O presidente Luiz Inácio Lula da Silva e o senador Davi Alcolumbre retomaram formalmente o diálogo político após um período de distanciamento. Em reunião ocorrida na semana passada, no Palácio do Planalto, os dois líderes discutiram a neutralidade da futura federação entre o União Brasil e o Progressistas (PP) em estados considerados fundamentais para o governo. A estratégia busca evitar que a união dessas siglas fortaleça palanques de oposição radical, garantindo uma base de apoio mais estável para as pautas do Executivo no Congresso Nacional.

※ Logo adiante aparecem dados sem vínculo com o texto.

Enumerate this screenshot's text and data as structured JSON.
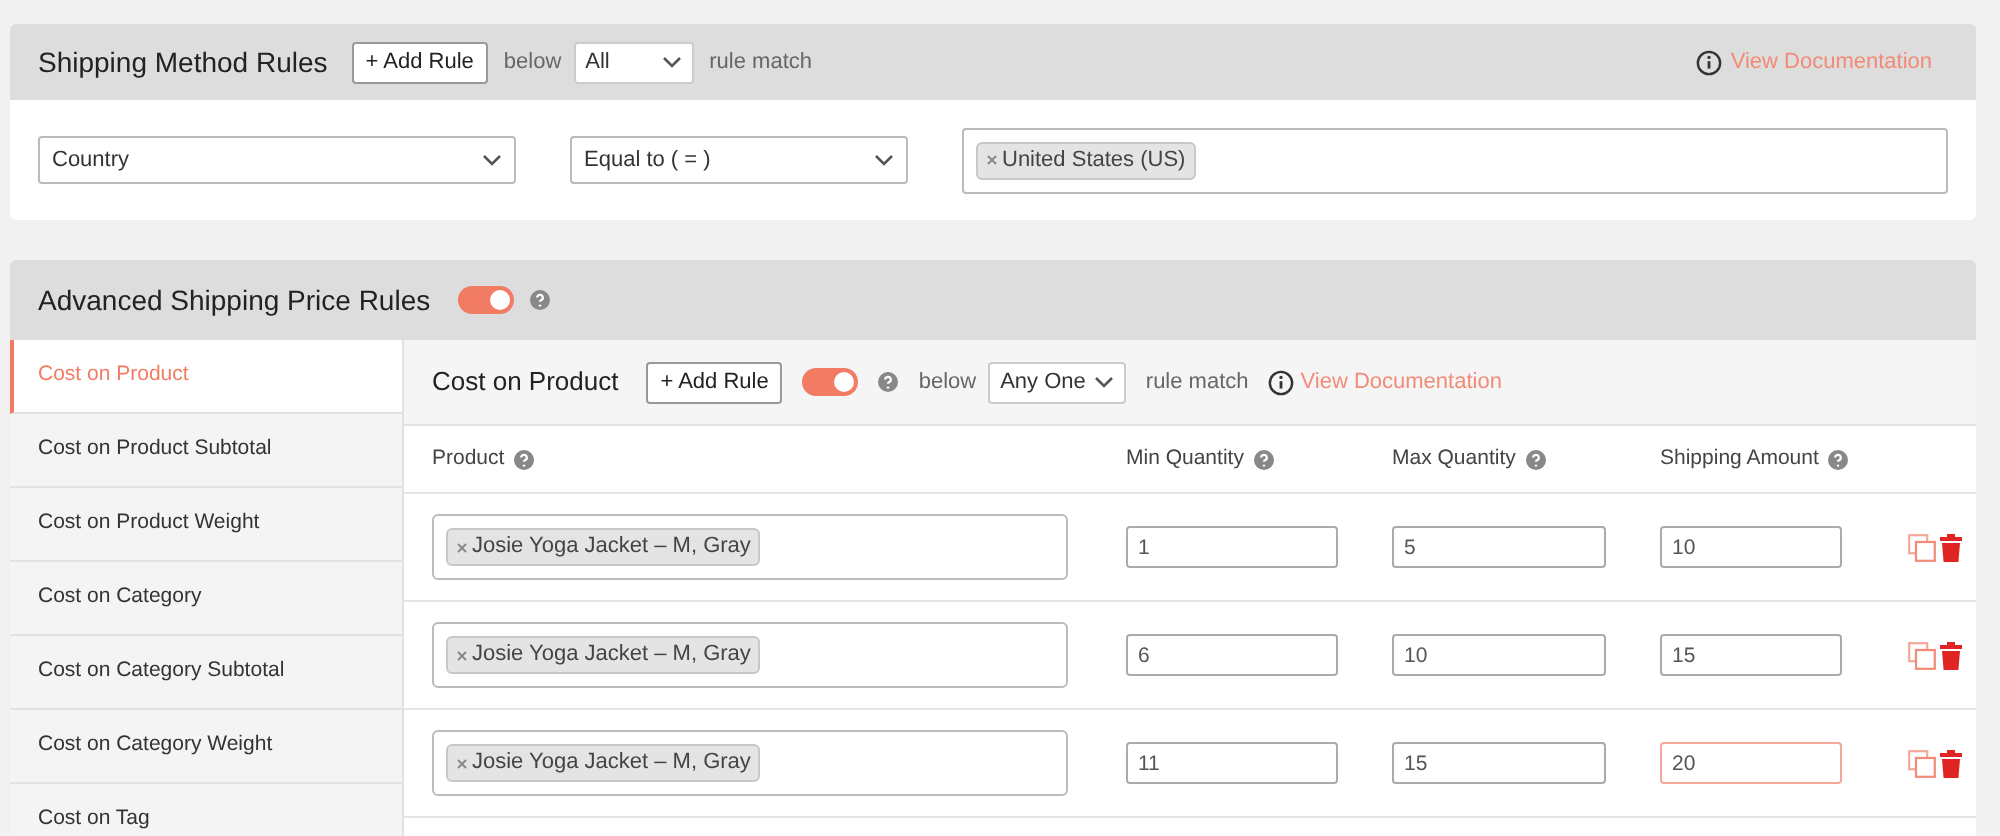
{
  "shipping_method_rules": {
    "title": "Shipping Method Rules",
    "add_rule": "+ Add Rule",
    "below": "below",
    "match_select": "All",
    "rule_match": "rule match",
    "documentation": "View Documentation",
    "condition": {
      "field": "Country",
      "operator": "Equal to ( = )",
      "tags": [
        "United States (US)"
      ]
    }
  },
  "advanced_rules": {
    "title": "Advanced Shipping Price Rules",
    "enabled": true,
    "sidebar": [
      {
        "label": "Cost on Product",
        "selected": true
      },
      {
        "label": "Cost on Product Subtotal",
        "selected": false
      },
      {
        "label": "Cost on Product Weight",
        "selected": false
      },
      {
        "label": "Cost on Category",
        "selected": false
      },
      {
        "label": "Cost on Category Subtotal",
        "selected": false
      },
      {
        "label": "Cost on Category Weight",
        "selected": false
      },
      {
        "label": "Cost on Tag",
        "selected": false
      }
    ],
    "panel": {
      "title": "Cost on Product",
      "add_rule": "+ Add Rule",
      "enabled": true,
      "below": "below",
      "match_select": "Any One",
      "rule_match": "rule match",
      "documentation": "View Documentation",
      "columns": [
        "Product",
        "Min Quantity",
        "Max Quantity",
        "Shipping Amount"
      ],
      "rows": [
        {
          "product": "Josie Yoga Jacket – M, Gray",
          "min": "1",
          "max": "5",
          "amount": "10",
          "amount_focused": false
        },
        {
          "product": "Josie Yoga Jacket – M, Gray",
          "min": "6",
          "max": "10",
          "amount": "15",
          "amount_focused": false
        },
        {
          "product": "Josie Yoga Jacket – M, Gray",
          "min": "11",
          "max": "15",
          "amount": "20",
          "amount_focused": true
        }
      ]
    }
  }
}
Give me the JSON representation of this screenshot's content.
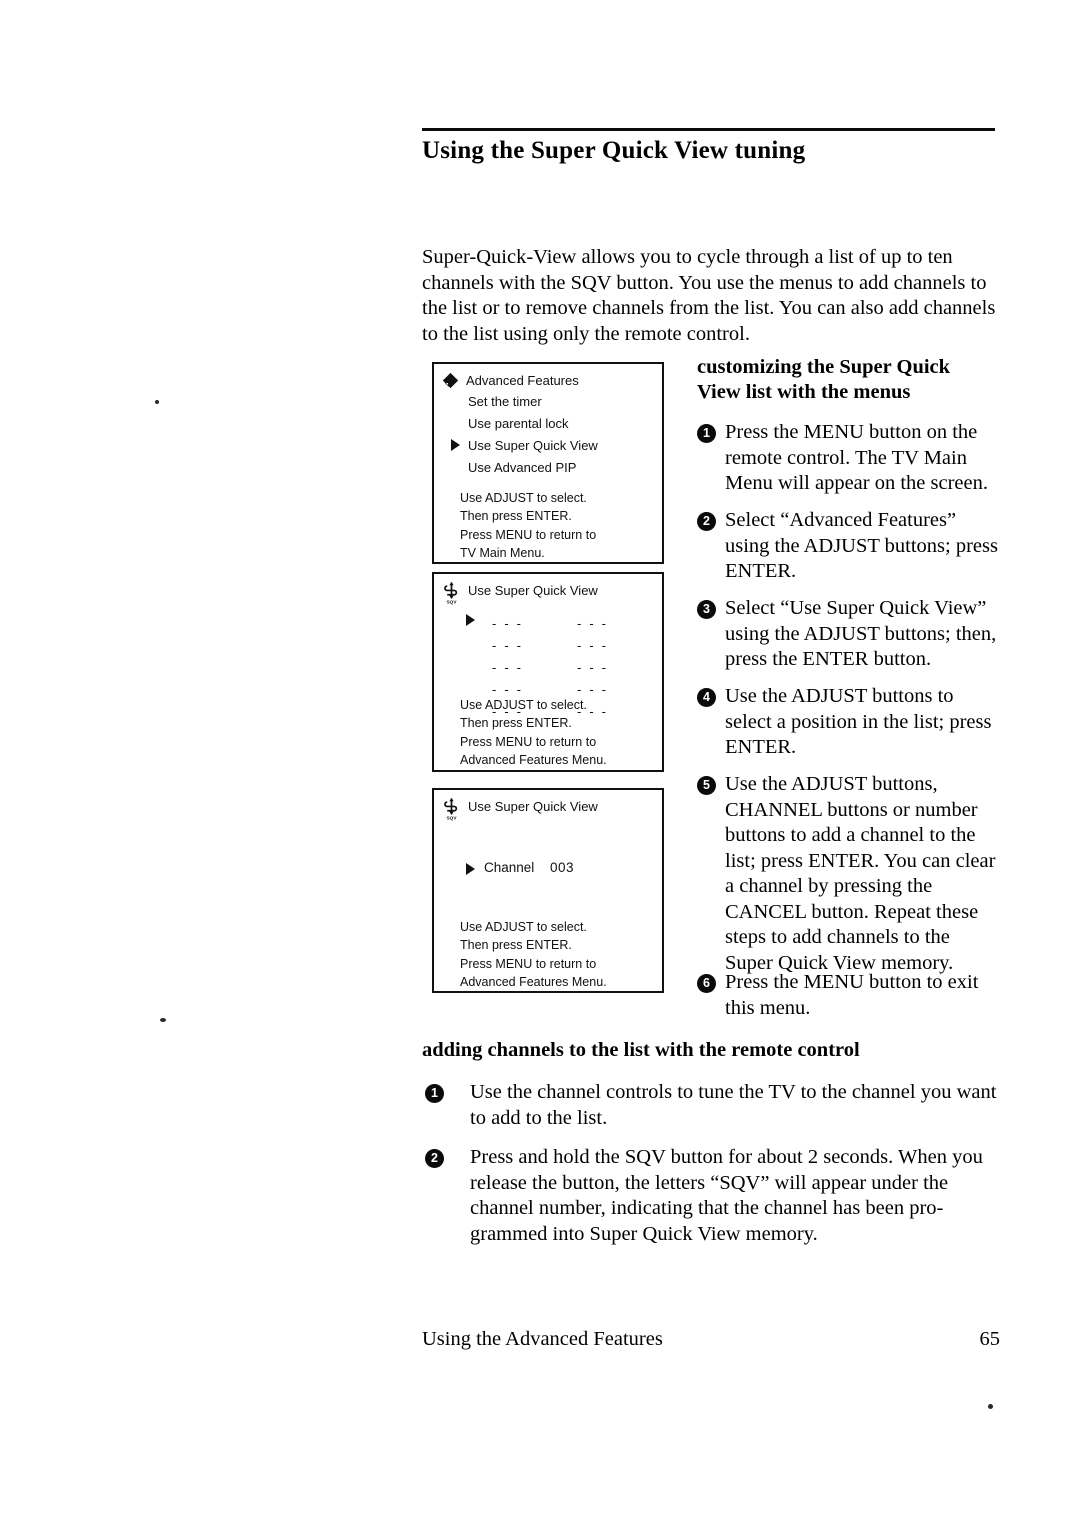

A estratégia de neutralidade nos estados
O foco central da negociação liderada por Alcolumbre é impedir que a nova força partidária se posicione de forma unificada contra os interesses do Governo Federal. De acordo com interlocutores da presidência, o senador amapaense comprometeu-se a atuar como um mediador para que, em estados onde o PT e seus aliados possuem candidatos fortes, a federação União-PP adote uma postura de independência ou neutralidade. Essa manobra é vista como essencial para reduzir a fragmentação da base aliada e isolar lideranças da extrema-direita nas eleições regionais.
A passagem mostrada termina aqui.